Группа из тридцати захваченных гвардейцев была запущена в лабиринт менее двух часов назад. Они были из отряда мордианцев, охранявшего торговое судно на пути к Кадии. Люди хорошо сражались, но по подсчетам Варсавы они убили всех. Здесь не должен был находиться кто-то посторонний. Но все же датчики ауспика говорили обратное.

Варсава взял прибор у Саргаула и внимательно изучил устройство. Чем бы это ни было, цель была огромной и передвигалась со сверхъестественной скоростью. Несколько раз оно двигалось настолько тихо, что сонар ауспика не мог засечь след существа. Оно исчезало, потом снова появлялось, раз за разом приближаясь к десантникам-предателям.

— Саблезубый? — предположил Саргаул. Он имел ввиду хищника, обитавшего где-то на территории «Рожденного в котле».

Варсава покачал головой. Саблезубые были небольшими существами, их тощие, голые тела были приспособлены для пребывания в циркуляционных клапанах и на нижних мостиках. Этот же был слишком большой.

Неожиданно, ауспик снова ожил.

— Пятьдесят метров! — предостерегающе прошипел сержант Сика.

Так же быстро ауспик снова стих.

Отделение попало в блокирующие струи огня. Они не могли более видеть цели. За исключением диморфных дрожжевых грибов, растущих на стенах туннеля.

— Тридцать шесть метров, — передал по воксу Саргаул, увидев небольшое мелькание. Цель двигалась быстро, проскальзывая между «слепыми» зонами ауспика.

— Восемнадцать метров.

Варсава переключал режимы с теплового на негативную иллюминацию. Ни один из них не мог найти цель. Он расслабил мышцы плеч и положил руку на абордажную секиру, закрепленную на поясе сзади.

— Я потерял цель, — передал по воксу Сика полным разочарования голосом.

Без подтверждения Гадий и Цитон выпустили быструю очередь каждый из своего болтера. Далекое эко выстрелов возвестило об их промахе.

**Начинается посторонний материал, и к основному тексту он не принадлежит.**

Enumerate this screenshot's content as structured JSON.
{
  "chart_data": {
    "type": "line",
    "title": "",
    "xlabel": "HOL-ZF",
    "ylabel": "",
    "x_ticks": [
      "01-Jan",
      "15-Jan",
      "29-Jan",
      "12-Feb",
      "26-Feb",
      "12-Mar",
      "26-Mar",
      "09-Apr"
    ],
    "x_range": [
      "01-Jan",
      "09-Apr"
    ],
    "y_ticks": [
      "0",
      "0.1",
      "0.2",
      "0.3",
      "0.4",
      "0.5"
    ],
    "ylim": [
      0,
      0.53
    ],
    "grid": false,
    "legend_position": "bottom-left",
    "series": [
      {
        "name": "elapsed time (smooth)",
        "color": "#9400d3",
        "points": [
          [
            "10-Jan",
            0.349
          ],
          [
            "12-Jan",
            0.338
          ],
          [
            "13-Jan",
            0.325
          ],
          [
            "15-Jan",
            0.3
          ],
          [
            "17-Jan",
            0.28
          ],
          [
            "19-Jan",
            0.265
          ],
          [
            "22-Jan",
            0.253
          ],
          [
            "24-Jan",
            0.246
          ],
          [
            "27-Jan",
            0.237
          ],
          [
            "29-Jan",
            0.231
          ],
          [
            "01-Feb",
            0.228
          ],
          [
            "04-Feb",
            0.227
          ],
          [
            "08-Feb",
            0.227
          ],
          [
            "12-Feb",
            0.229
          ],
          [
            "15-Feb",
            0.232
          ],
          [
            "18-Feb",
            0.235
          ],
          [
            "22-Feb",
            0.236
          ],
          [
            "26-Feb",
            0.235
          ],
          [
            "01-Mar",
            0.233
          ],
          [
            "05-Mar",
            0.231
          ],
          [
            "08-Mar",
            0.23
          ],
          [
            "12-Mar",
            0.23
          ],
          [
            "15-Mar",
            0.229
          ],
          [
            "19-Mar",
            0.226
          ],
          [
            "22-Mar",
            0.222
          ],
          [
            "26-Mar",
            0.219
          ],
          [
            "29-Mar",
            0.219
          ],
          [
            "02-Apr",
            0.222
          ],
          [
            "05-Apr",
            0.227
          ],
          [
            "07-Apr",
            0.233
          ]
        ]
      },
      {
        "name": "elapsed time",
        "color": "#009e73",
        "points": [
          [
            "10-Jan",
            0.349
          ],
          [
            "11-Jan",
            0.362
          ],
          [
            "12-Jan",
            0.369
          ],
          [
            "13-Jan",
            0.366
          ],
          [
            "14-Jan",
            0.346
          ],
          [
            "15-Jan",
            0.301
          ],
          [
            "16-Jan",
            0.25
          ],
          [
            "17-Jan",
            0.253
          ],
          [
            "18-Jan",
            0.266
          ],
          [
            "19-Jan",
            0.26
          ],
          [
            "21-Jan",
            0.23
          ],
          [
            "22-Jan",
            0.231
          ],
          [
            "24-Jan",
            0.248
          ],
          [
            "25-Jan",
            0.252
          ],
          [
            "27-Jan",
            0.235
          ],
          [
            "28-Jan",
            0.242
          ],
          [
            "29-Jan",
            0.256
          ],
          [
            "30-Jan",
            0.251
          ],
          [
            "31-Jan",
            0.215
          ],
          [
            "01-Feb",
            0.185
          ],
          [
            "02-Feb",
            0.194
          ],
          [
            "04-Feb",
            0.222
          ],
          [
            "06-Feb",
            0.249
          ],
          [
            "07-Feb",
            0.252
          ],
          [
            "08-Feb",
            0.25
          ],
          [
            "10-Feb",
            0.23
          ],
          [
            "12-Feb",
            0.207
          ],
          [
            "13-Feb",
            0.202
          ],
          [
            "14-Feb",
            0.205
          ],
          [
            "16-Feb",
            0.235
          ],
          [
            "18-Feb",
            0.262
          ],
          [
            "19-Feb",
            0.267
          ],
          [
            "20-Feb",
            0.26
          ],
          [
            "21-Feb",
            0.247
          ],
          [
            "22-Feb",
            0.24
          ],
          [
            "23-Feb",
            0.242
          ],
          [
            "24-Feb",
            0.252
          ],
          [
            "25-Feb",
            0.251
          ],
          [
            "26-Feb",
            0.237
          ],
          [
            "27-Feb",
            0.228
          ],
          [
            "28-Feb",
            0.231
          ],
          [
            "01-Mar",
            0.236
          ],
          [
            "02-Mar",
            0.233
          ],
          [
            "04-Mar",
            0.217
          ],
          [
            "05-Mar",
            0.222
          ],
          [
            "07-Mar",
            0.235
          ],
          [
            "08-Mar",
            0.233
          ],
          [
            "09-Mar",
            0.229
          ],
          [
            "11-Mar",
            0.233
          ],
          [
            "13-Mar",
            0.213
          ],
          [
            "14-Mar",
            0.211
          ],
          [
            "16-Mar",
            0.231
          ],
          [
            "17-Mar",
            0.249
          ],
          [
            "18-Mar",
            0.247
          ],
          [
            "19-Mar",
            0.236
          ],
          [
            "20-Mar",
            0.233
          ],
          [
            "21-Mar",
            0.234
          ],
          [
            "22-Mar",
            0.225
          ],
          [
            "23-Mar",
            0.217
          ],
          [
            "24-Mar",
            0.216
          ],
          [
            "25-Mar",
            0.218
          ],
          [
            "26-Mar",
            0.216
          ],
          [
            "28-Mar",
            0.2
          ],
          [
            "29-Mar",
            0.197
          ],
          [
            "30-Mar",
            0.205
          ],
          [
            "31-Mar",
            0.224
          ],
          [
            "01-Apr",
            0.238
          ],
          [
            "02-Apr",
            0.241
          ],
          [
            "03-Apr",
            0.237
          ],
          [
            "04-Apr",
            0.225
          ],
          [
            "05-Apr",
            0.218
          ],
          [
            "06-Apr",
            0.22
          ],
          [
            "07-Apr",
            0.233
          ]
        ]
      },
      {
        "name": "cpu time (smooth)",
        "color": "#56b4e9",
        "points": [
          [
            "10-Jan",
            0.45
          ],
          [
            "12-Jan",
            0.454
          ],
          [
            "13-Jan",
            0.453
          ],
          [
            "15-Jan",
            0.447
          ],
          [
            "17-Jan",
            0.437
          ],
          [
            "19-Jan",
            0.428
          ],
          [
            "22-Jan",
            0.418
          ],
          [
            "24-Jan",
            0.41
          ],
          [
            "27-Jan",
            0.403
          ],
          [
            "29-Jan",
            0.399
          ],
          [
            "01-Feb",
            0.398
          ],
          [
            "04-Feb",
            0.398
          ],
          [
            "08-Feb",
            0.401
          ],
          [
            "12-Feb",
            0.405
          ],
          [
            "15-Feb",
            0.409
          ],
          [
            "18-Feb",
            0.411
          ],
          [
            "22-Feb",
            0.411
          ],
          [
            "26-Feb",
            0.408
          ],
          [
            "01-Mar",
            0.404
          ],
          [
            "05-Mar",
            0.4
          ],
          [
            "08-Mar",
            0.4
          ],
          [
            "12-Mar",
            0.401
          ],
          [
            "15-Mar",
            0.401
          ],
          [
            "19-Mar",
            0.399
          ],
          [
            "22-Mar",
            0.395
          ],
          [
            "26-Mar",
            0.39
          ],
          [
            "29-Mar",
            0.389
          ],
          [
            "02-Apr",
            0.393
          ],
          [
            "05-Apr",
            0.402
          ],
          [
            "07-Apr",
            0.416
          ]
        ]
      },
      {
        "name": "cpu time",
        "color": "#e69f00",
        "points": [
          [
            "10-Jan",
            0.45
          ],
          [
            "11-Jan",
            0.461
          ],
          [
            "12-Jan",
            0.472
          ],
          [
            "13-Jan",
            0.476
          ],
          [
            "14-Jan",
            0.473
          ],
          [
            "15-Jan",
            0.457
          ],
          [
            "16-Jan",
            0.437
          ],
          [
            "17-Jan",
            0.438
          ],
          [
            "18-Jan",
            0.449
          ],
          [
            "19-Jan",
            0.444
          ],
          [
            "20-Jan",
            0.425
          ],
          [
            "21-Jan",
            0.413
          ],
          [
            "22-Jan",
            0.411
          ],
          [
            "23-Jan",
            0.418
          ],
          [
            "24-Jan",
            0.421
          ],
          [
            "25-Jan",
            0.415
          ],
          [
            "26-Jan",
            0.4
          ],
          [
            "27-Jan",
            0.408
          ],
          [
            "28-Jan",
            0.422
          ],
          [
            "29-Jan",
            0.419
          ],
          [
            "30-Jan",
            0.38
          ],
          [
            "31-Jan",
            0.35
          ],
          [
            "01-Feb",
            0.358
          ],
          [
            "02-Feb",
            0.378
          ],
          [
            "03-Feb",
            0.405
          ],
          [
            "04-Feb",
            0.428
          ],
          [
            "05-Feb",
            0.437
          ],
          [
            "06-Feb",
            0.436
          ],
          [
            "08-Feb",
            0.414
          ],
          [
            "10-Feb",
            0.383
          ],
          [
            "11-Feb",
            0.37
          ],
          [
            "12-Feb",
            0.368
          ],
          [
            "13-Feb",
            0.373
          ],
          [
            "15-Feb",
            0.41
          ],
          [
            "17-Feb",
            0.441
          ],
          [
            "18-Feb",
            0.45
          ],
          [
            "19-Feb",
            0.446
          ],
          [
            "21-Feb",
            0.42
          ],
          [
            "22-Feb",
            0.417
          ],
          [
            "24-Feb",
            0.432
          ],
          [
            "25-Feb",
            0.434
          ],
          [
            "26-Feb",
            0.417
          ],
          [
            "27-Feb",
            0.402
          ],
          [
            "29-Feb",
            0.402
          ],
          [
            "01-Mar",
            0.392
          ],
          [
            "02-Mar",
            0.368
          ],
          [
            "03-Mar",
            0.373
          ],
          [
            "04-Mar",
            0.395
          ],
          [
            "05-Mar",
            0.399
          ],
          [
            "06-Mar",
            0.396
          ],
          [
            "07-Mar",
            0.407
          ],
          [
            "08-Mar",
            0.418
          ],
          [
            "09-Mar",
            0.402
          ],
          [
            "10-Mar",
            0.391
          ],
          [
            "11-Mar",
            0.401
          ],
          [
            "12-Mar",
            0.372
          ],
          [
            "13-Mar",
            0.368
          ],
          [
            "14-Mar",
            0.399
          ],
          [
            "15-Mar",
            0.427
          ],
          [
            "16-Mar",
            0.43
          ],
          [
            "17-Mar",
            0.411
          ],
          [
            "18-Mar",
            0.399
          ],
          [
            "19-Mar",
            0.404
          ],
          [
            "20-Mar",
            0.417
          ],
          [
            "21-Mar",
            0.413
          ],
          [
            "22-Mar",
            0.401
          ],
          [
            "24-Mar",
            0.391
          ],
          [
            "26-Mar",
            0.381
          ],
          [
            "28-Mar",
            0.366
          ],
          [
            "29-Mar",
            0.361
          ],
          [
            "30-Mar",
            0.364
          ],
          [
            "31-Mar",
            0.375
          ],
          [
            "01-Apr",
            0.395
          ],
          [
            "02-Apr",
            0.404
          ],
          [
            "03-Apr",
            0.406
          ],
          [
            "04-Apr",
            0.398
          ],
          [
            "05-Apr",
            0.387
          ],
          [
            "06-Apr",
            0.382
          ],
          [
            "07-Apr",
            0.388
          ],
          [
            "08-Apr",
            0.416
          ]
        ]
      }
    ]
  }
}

— Прекратить огонь, мягкотелые, — рявкнул Сика.

Неожиданно Цитон отлетел назад, словно ему врезали огромным молотом. Гадий кинулся ему на помощь, но также был сбит с ног невидимым ударом. Все произошло слишком быстро, Варсава выругался и, достав секиру, сделал несколько взмахов, чтобы размять кисть.

Сержант Сика нацелил свой болтер на крупную темную фигуру, которая неожиданно оказалась в центре их позиции. Саргаул сделал то же самое, в то время как Баэл-Шура вскинул свой огнемет.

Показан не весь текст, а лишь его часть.